Last week near MacArthur Park, food justice advocate LaRayia Gaston opened a bodega. Born and raised in New York with Cuban and Puerto Rican roots, she is amongst the very few in Los Angeles who is forthright about calling her store a bodega.

“Bodegas are an Afro-Latino term that comes from the Caribbean as a part of our language, but they’re usually a term for Latino-owned stores that are for the community,” Gaston explained

Fighting for food justice, Gaston moved to Los Angeles from New York to work with the city’s unhoused and unemployed population. After developing her Lunch On Me job training program in Skid Row, she opened LaRayia’s Bodega in Koreatown to tackle the food desert. Here she offers snacks, beverages, and meals, served hot or cold.

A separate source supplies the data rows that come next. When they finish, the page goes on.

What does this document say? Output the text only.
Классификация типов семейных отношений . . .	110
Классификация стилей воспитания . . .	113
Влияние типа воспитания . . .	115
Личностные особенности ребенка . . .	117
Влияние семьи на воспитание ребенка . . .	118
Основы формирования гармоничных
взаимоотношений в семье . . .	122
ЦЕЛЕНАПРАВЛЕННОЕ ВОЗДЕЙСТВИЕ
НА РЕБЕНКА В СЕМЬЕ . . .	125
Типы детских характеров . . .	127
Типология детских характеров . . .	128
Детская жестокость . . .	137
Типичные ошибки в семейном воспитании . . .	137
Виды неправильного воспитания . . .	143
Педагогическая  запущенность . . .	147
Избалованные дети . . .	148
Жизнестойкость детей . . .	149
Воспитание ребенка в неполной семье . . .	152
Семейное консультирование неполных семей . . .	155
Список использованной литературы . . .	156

Gaston priced most things at 99 cents, though some select meals can range between one and five dollars. The intent is not to profit, but rather to feed her neighbors.

Lom Bodega. Photo courtesy of Muth King
Photo courtesy of Muth King

A common distinguishing factor between a bodega and L.A.’s tiendita or corner stores is the size, which also reflects how business owners work with the space they have. Compared to New York, Los Angeles has more square footage to work with, especially when we spread outwards. This has allowed the city’s business owners to feed their neighborhoods with larger carnicerias and liquor stores that also serve deli sandwiches and tacos

It feels reductive to categorize our corner stores based on their attributes. Large or small, there’s a pulse inside each of them that reflects the community that forms within a metropolis. Ponce’s El Latino Market is nourishing a part of Koreatown just as wholesomely as LaRaiya’s Bodega will begin to fulfill the needs of a different part of the neighborhood.

'A bodega is personal,” said Gaston. “It’s knowing people on your block.' 

Musgraves deserves a gracious benefit of a doubt. In fact, there’s comfort in knowing that a passerby can walk by our corner stores and see the same love and care in them in a familiar bodega on the other side of the country. At the same time, there’s an opportunity to give extra attention to how to identify the Los Angeles stores that have been there for its long-term residents.

“A bodega is personal,” said Gaston. “It’s knowing people on your block.” 

Knowing this, the tiendita culture is just as crucial to know and amplify. Ponce has cared for her community for almost two decades. Amongst our city’s neon-lit liquor stores and franchise convenience marts, her tiendita is giving the block a personal touch.

It is understandable that there is a regional sense of pride behind using certain words in our everyday life, especially when it comes to words associated with two rivaling cities like New York and Los Angeles. So how can we create the space for all our words to exist? If you’re from the east coast, go ahead and proudly use bodega. If you’re from L.A., likewise with tiendita. 

Let’s make sure to support these invaluable businesses, the places that are usually always there for you for those last-minute essentials. A bodega or tiendita-less world is not the world I want to live in.